Furthermore they don't have a lander. Landing on the moon is hard. So hard that almost everybody who tries it fails, especially if the lander is top-heavy. And the SpaceX lander idea is very top-heavy.

Finally, the NASA budget has been hollowed out. Even if the two big show stoppers above were easy, the lack of money would stop the project.

1 comments

I suspect Space X has a pretty strong inkling about how to do in-space refueling. They know how to dock in orbit, they have conducted internal propellant transfer tests, they know how to offload payload from ship in orbit and keep control of it, they know how to make autonomous quick connect/disconnect couplings for propellant transfer.
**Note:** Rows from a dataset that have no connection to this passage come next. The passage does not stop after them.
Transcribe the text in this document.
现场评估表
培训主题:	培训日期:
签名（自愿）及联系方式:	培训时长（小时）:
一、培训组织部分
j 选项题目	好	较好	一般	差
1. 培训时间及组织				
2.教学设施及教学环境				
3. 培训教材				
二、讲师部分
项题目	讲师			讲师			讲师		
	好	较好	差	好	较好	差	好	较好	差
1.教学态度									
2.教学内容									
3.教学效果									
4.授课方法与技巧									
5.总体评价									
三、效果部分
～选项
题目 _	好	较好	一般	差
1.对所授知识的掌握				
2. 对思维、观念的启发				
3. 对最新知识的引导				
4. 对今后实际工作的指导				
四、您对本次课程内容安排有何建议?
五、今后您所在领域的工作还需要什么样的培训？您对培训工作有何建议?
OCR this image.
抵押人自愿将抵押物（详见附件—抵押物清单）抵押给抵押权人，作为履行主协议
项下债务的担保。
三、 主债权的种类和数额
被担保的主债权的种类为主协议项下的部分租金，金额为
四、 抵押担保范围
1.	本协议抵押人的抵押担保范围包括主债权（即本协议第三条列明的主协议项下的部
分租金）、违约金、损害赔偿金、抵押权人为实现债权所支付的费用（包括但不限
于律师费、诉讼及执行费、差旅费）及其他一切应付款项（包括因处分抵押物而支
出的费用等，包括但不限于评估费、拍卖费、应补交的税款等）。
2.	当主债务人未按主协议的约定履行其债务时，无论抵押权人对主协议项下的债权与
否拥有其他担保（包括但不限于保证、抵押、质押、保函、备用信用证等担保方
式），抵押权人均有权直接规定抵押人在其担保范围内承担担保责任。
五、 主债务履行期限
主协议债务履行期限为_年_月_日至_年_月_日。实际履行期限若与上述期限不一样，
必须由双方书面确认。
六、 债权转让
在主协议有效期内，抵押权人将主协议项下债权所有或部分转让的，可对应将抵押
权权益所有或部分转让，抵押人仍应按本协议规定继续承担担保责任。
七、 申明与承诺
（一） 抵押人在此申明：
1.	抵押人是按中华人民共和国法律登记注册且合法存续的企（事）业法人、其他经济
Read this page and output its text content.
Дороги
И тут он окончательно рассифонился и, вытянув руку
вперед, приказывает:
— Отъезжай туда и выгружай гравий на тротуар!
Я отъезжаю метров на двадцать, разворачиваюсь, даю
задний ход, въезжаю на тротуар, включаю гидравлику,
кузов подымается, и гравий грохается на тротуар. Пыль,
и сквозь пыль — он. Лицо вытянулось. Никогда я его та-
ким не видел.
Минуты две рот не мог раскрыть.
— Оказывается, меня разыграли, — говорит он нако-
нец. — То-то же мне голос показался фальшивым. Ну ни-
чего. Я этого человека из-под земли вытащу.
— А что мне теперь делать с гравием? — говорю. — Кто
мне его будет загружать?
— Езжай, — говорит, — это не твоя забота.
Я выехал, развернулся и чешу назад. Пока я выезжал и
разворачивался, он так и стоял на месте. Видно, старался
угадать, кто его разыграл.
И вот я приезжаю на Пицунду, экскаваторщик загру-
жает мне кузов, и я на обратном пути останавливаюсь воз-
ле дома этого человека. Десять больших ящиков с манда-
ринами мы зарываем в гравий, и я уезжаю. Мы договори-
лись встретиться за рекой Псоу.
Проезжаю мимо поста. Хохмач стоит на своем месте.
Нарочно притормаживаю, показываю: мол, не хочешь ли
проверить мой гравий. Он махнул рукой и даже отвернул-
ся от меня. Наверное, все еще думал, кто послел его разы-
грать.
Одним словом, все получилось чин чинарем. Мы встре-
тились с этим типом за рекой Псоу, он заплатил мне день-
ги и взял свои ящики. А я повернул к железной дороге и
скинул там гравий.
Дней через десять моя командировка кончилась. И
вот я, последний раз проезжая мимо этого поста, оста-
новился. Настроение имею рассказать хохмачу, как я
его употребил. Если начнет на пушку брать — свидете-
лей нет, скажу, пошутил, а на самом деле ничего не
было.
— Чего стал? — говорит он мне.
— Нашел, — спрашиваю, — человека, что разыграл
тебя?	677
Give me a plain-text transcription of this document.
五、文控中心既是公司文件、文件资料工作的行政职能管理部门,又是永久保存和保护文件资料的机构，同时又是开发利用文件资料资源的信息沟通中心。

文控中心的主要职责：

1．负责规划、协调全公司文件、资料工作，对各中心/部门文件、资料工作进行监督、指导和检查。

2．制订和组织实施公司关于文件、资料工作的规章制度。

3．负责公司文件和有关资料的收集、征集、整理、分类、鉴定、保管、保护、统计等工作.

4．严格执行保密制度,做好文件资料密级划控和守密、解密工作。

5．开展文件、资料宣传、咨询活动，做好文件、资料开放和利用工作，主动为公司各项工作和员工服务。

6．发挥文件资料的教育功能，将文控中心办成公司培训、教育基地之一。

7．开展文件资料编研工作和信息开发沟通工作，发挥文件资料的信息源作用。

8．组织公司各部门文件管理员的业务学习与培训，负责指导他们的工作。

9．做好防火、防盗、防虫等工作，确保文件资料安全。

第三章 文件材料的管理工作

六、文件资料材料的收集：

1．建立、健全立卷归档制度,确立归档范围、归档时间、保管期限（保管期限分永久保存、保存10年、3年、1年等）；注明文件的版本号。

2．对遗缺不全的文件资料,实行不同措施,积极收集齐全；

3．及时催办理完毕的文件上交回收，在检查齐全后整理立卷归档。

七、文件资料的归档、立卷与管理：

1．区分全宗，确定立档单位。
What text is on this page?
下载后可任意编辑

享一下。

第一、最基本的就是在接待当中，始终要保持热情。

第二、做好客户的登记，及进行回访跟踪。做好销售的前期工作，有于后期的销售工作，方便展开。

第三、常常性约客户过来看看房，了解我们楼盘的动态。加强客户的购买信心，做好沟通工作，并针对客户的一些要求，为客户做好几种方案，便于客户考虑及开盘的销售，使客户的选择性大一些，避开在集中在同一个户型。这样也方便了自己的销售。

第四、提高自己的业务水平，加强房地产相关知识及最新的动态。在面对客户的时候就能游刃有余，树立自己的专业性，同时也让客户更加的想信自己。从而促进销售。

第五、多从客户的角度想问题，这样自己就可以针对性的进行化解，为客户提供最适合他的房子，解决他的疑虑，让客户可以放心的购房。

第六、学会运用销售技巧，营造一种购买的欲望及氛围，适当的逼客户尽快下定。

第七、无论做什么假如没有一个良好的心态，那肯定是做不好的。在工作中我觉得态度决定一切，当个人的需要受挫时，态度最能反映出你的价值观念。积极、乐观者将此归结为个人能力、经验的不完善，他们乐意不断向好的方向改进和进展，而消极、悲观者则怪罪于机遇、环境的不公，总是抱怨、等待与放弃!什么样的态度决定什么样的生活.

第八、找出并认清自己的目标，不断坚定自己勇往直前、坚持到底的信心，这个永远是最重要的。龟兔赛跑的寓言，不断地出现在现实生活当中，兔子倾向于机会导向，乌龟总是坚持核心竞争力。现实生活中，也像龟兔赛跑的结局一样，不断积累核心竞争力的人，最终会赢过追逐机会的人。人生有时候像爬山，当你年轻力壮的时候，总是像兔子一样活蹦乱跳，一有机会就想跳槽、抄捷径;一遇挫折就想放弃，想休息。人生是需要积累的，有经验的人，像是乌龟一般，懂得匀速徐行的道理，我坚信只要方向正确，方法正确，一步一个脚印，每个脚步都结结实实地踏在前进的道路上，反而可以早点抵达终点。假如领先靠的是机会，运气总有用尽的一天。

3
They haven't strung everything together yet and it's clearly much more complex than that. Still, pieces are coming together. Why couldn't they do it a dozen times in the next year? They could have an orbital ship launched in Q3 (flight 14), test a tanker and refueling in Q4, and start fueling in the next 3 months.

That implies all the test flights go well which is a pretty long shot, but not out of the realm of possibility. Although I think it will ship reuse that will be the problem keeping them from that within a year, rather than in-orbit refueling which I suspect won't take them more than a couple of tries to get right. Reentry still looks like a beast of a problem. It's one thing to have enough of your vehicle hanging together to land it, quite another thing again to have it back in a condition you'd be able to start fueling it up again ready for the next launch and reentry to do it all again, even in days or weeks instead of hours like Space X are aiming for.